Firm Buttocks – 3 Effective Exercises

To achieve the desired effect, you need to exercise for at least 15 minutes a day and gradually increase the time and intensity of your exercises.
Firm buttocks - 3 effective exercises

Firm  buttocks  are a dream of almost all of us, but it is a dream that requires time, patience and perseverance to fulfill. The passing time and a sedentary lifestyle are not kind to our figure, which is why intensive firming and modeling exercises come to our aid.

In today’s article, we’ll tell you some secrets and share with you the three most effective exercises for firm and shapely  buttocks. Ready? To work!

Firm buttocks – A handful of tips

The importance of stretching

If our goal is to shape and shape the muscles, proper pre-workout stretching is essential. There are several different types of stretching that are effective for the buttocks.

Remember that stretching is only effective when it is felt, but you should not exceed the pain threshold, as this may result in a more serious injury. Do not give up stretching before and after training – it is necessary to achieve visible results.

Control your breathing

The second extremely important factor is proper breathing. It increases the effectiveness of stretching and buttocks modeling exercises. Remember to inhale air whenever you tighten your muscles and increase your exertion. Then hold your breath for a few seconds and exhale as you return to the starting position.

Thanks to proper breathing, training will become much easier and you will be able to do it longer and more intensively.

A few more tips

Below you will find a list of key rules to follow if you dream of firm and shapely buttocks. However, all these rules apply to all types of body contouring.

  • Exercise every day at about the same time and you will see the results after a month.
  • Do 15 minutes of exercise every day, but changing or modifying your training program.
  • Increase the length and intensity of training. Listen to your body and adjust your pace of exercise accordingly.
  • Do not exercise immediately after a meal.
  • Half an hour after training, eat a portion of protein that will increase muscle mass.
  • Enrich your menu with nuts, hard-boiled eggs, energy shakes, porridge, omelettes, cheeses and yoghurts.

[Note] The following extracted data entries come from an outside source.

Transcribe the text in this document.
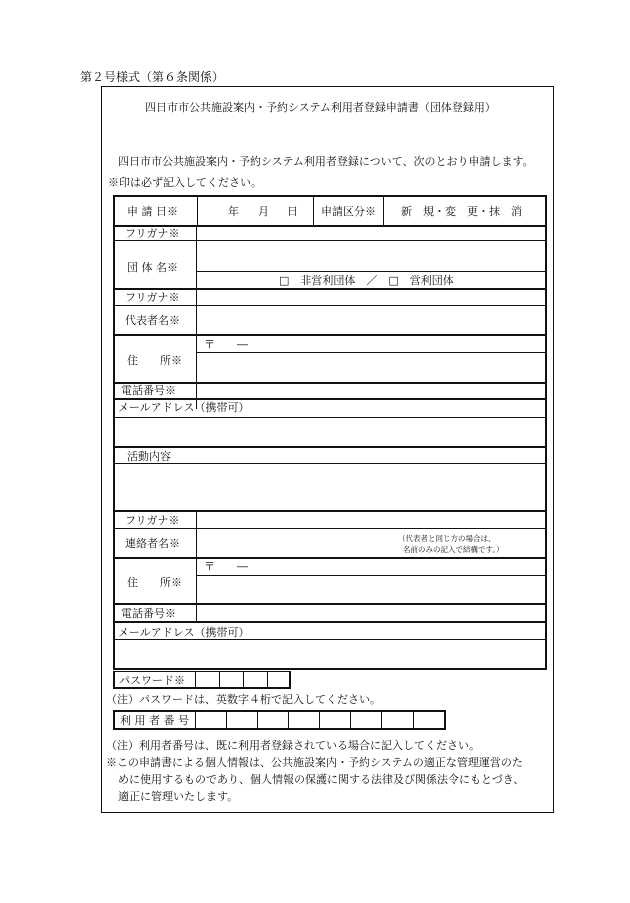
第２号様式（第６条関係）
四日市市公共施設案内・予約システム利用者登録申請書（団体登録用）
四日市市公共施設案内・予約システム利用者登録について、次のとおり申請します。
※印は必ず記入してください。
申 請 日※	年 月 日 申請区分※ 新　規・変　更・抹　消
フリガナ※
団 体 名※
□　非営利団体　／　□　営利団体
フリガナ※
代表者名※
〒　　―
住　　所※
電話番号※
メールアドレス（携帯可）
活動内容
フリガナ※
連絡者名※	（代表者と同じ方の場合は、
名前のみの記入で結構です。）
〒　　―
住　　所※
電話番号※
メールアドレス（携帯可）
パスワード※
（注）パスワードは、英数字４桁で記入してください。
利 用 者 番 号
（注）利用者番号は、既に利用者登録されている場合に記入してください。
※この申請書による個人情報は、公共施設案内・予約システムの適正な管理運営のた
めに使用するものであり、個人情報の保護に関する法律及び関係法令にもとづき、
適正に管理いたします。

Exercise 1 for firm buttocks

Squats are one of the most popular exercises for firm buttocks, additionally strengthening and shaping the hips and thighs. You can do them standing or leaning against a wall.

Squats for firm buttocks

How to do squats correctly?

  • Place your feet hip-width apart and bend your legs at the knees as if you would like to sit on a low stool. Keep your back straight, pinch your abs. Make sure your knees do not protrude beyond the tips of your toes.
  • If you are doing wall squats, keep an upright position and keep your entire back against the wall surface.
  • Keep your arms stretched out in front of you.
  • Slowly return to the starting position and lower your arms.

Exercise 2 to carve your buttocks

Exercise for firm buttocks

How to do this exercise?

  • Get on all fours, straighten your back, and tighten your abs to avoid slouching while exercising.
  • If you feel uncomfortable keeping your arms straight, try leaning on your elbows.
  • Extend one leg and slowly lift it up and then lower it down without touching the floor.
  • Repeat the same with the other leg.
  • You can also do this exercise with your leg flexed at a 90-degree angle.

Exercise 3 – sternum

This is a variation exercise on the Standard Bridge. It is only not recommended for people with deepened lordosis, i.e. a forward curve of the spine.

How to do this exercise?

  • Lie on your back and place your legs hip-width apart.
  • Place your arms alongside your body.
  • Slowly lift your body and lean on your head, shoulders, and feet while tensing your abs and buttocks.
  • Slowly lower your body back to the floor.

We hope that our tips will help you get your dream figure!